In 2015, the World Health Organization (WHO) published its Global Action Plan (GAP) on Antimicrobial Resistance (see here) under instruction from the World Health Assembly. This was in response to the increasing urgency to mitigate the global rise in antibiotic-resistant bacterial infections.
Antibiotic resistance falls under the broader umbrella of antimicrobial resistance (AMR).
In essence, the GAP set out five strategic objectives, which can be simplified down to:
1. Increasing awareness and education of AMR;
2. Increasing surveillance (testing of bacteria that cause infection to understand changes in how well antibiotics will work against them);
3. Measures to prevent infections occurring in the first place and hence reduce the need for an antibiotic.

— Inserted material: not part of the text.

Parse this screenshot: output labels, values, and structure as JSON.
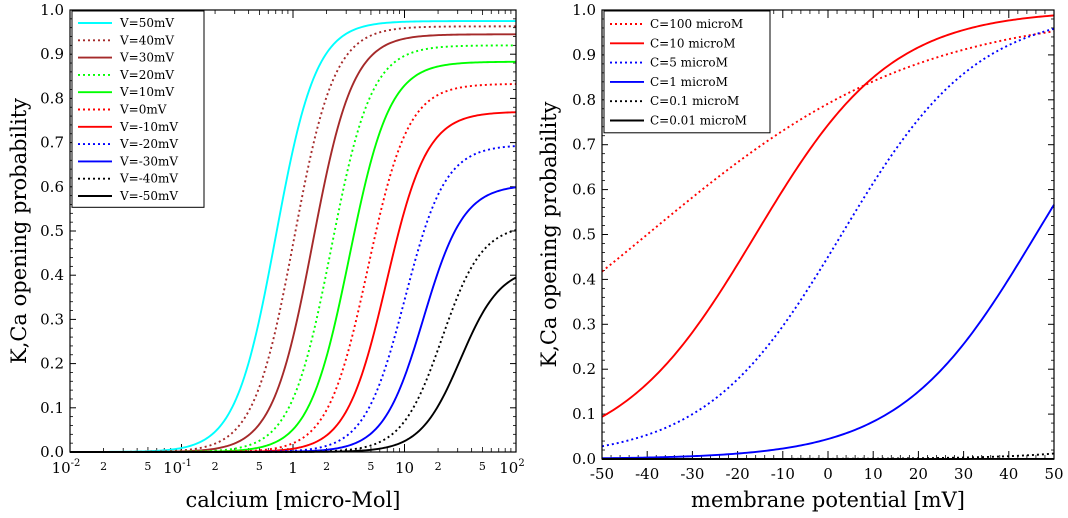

Common measures include vaccination, access to clean water and safe sanitation (WASH), and taking actions in hospitals to stop the spread of bacteria from patient to patient, especially by increasing infection prevention measures such as washing hands;
4. Optimising the use of antibiotics (stopping the use of antibiotics deemed unnecessary in the first place and optimising the use of antibiotics when they are actually needed so that patient outcomes are better); and lastly,
5. To develop an economic argument for, and thus stimulate, research and development of new antibiotics, diagnostic tests and vaccines.
The GAP became the blueprint for countries to develop their own national action plan (NAP) on AMR, and as of 2024 according to WHO, 178 countries have a NAP (find yours here). That constitutes the ‘good’ i.e., there is a framework from which to build a response to the increase in antibiotic-resistant bacterial infections. Early iterations of NAPs focused only on human health issues, yet in recent years, the move towards understanding AMR in the context of ‘One Health’, an approach that connects the relatedness of human, animal, and environmental experiences, has been reflected in newer iterations of 170 NAPs. This too can be seen as good thing.
Sadly, there is also the ‘bad’, chief amongst which is that of those 178 countries only 11% (19/178) have provided funding to carry out the required actions. Failing to make provision for funding a NAP means that putting interventions into place rarely gets done and any outputs rely only on the goodwill of individuals who usually have other jobs or competing priorities. Having no or extremely limited funds (in South Africa, even the meetings of the Ministerial Advisory Committee relied on aid from international organisations) also means that one really has to think about which interventions will provide the major return on investment or ‘bang for buck’.
Which brings us to the 2nd bad issue about NAPs. A country that tries to act on all strategic objectives of the GAP blueprint fails to prioritise the interventions that will make the most difference locally in their country. For example, the greatest factor that will mitigate AMR in low- and middle-income countries (LMICs), who bear the brunt of the world’s infectious diseases, is to reduce that burden of infection through primary prevention measures such as enabling access to WASH, vaccination programs and other primary health measures.
Additionally, LMICs often lack access to cheap, everyday antibiotics to treat common infections that rich nations take for granted. LMICs’ need for new, often unaffordable antibiotics to treat the most resistant bacteria in intensive care units is practically zero. Yet that is the need for high-income, rich nations that have gone through industrialisation, economic growth etc., and have been able to reduce their burden of infection by providing all the amenities they now take for granted.
So, bottom line is that countries commonly fail to prioritise where their limited (or non-existent) funds should go and thus, which strategic objectives are the most important. Rather, they try to do everything to be seen as being compliant and keeping up with higher-income countries.
Finally, with the good and the bad, comes the ‘ugly’. To me, the ugliest aspect of NAPs reflect many governments’ attitude to the AMR public health crisis that is estimated to kill 39 million people in the next 25 years. The lack of funded NAPs points to political interest rather than political will. Government leaders attend Ministerial summits, the United Nations General Assembly High-Level meetings on AMR, World Health Assemblies, and World Health Summits, showing ‘interest’ but not political will i.e., they do not have the intention to ACT nor the capacity to implement solutions rather than just engagement and awareness.
When there is political interest and not political will, NAPs aren’t worth the paper they are written on.
Professor Marc Mendelson
Professor Marc Mendelson is an Infectious Diseases specialist at Groote Schuur Hospital, University of Cape Town. He has over 15 years of experience working in the field of antimicrobial resistance (AMR) across clinical, research and policy domains.